Streit received artistic training at John Herron Art Institute and at the State University of Iowa. During her course of study at Herron, she received several awards, including a bronze medal given by the Beaux Arts Institute of Architectural Design, for mural design. In 1943, Streit moved to New York, where she continued to paint portraits and teach art until 1973, when she retired to concentrate on mural design. She currently lives in Merrick, New York.
Before the work began, Streit had photographs of Governor Craig taken from several angles, and Mrs. Craig selected a pose that best reflected her husband's personality. Although photography is generally intended only as a convenience to reduce the number of sittings, in this case the artist was able to work from a photograph so that a one-hour sitting was all that was required of Craig to bring the portrait to completion. Before the work on the official portrait was begun, Streit painted a portrait of Mrs. Craig which the governor's wife commissioned as an anniversary gift to her husband.
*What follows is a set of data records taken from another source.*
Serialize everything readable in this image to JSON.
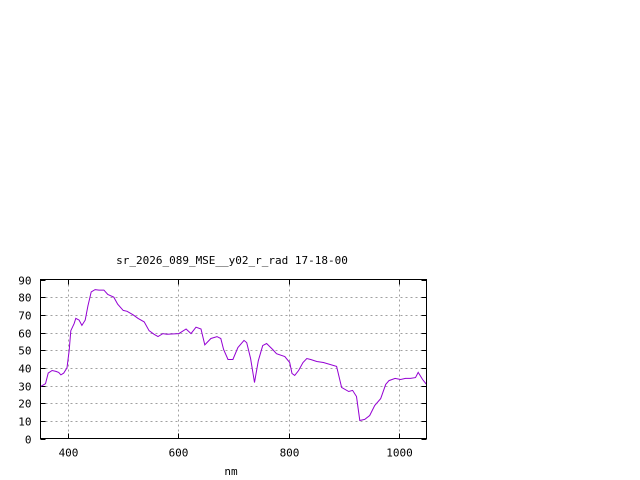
{
  "chart_data": {
    "type": "line",
    "title": "sr_2026_089_MSE__y02_r_rad 17-18-00",
    "xlabel": "nm",
    "ylabel": "",
    "xlim": [
      350,
      1050
    ],
    "ylim": [
      0,
      90
    ],
    "xticks": [
      400,
      600,
      800,
      1000
    ],
    "yticks": [
      0,
      10,
      20,
      30,
      40,
      50,
      60,
      70,
      80,
      90
    ],
    "grid": true,
    "line_color": "#9400d3",
    "series": [
      {
        "x": [
          350,
          359,
          364,
          371,
          378,
          383,
          387,
          392,
          398,
          402,
          405,
          411,
          414,
          420,
          425,
          431,
          436,
          442,
          449,
          456,
          465,
          472,
          483,
          490,
          500,
          507,
          518,
          527,
          538,
          547,
          556,
          563,
          572,
          579,
          601,
          614,
          623,
          632,
          641,
          648,
          659,
          670,
          677,
          682,
          690,
          699,
          708,
          719,
          724,
          731,
          738,
          745,
          753,
          760,
          771,
          778,
          793,
          802,
          806,
          811,
          818,
          826,
          833,
          840,
          851,
          863,
          887,
          896,
          909,
          916,
          923,
          929,
          938,
          947,
          956,
          967,
          976,
          982,
          993,
          1003,
          1012,
          1021,
          1030,
          1035,
          1043,
          1050
        ],
        "y": [
          29.4,
          31,
          37,
          38.5,
          38,
          37.4,
          36,
          37,
          40,
          50,
          61,
          65,
          68,
          67,
          64,
          67,
          75,
          83,
          84.3,
          84,
          84,
          81.5,
          80,
          76,
          72.5,
          72,
          70,
          68,
          66,
          61,
          59,
          57.7,
          59.4,
          59,
          59.4,
          62,
          59.4,
          63,
          62,
          53,
          56.6,
          57.7,
          56.6,
          50.4,
          44.7,
          44.7,
          51.5,
          55.5,
          54.3,
          45.3,
          31.7,
          44,
          52.6,
          53.8,
          50.4,
          48,
          46.4,
          43,
          36.8,
          35.7,
          38.5,
          43,
          45.3,
          44.7,
          43.6,
          43,
          40.8,
          28.9,
          26.6,
          27.2,
          23.8,
          10.2,
          10.8,
          13,
          18.7,
          22.6,
          30.6,
          32.8,
          34,
          33.4,
          34,
          34,
          34.5,
          37.4,
          33.4,
          30.6
        ]
      }
    ]
  }
}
The composition of the Craig portrait is interesting and casual, although credit for its organization belongs primarily to the photographer rather than to the artist. Perched on the edge of his desk, Craig confronts the viewer with a relaxed expression. A repetition of rectangular shapes emphasizes the governor's robust, stocky appearance. Transverse diagonal movements lead the eye from the center of the composition to the flags flanking the figure: the Indiana and American Legion flags are additions to the composition which highlight Craig's political achievements.
Generally speaking, a portrait painted from a photograph rather than from life achieves verisimilitude but lacks a good deal of character. Highly idealized, (1) the Craig portrait is flattering but at the expense of both likeness and vitality. The two-dimensional linear scheme contributes a decorative quality to the painting, but the literal use of color lessens its appeal. The set expression and textureless quality of the work are among the many pitfalls of painting a portrait from a photograph rather than from life.
(1) Both the Indianapolis Times and the Indianapolis News covered the unveiling of the portrait in Craig's office on January 7, 1955. Craig commented that the portrait flattered him. A comparison of a contemporary portrait, that done for the Time magazine cover, confirms this opinion.
Source: Peat, Wilbur D. Portraits and Painters of the Governors of Indiana 1800-1978. Revised, edited and with new entries by Diane Gail Lazarus, Indianapolis Museum of Art. Biographies of the governors by Lana Ruegamer, Indiana Historical Society. Indianapolis: Indiana Historical Society and Indianapolis Museum of Art, 1978.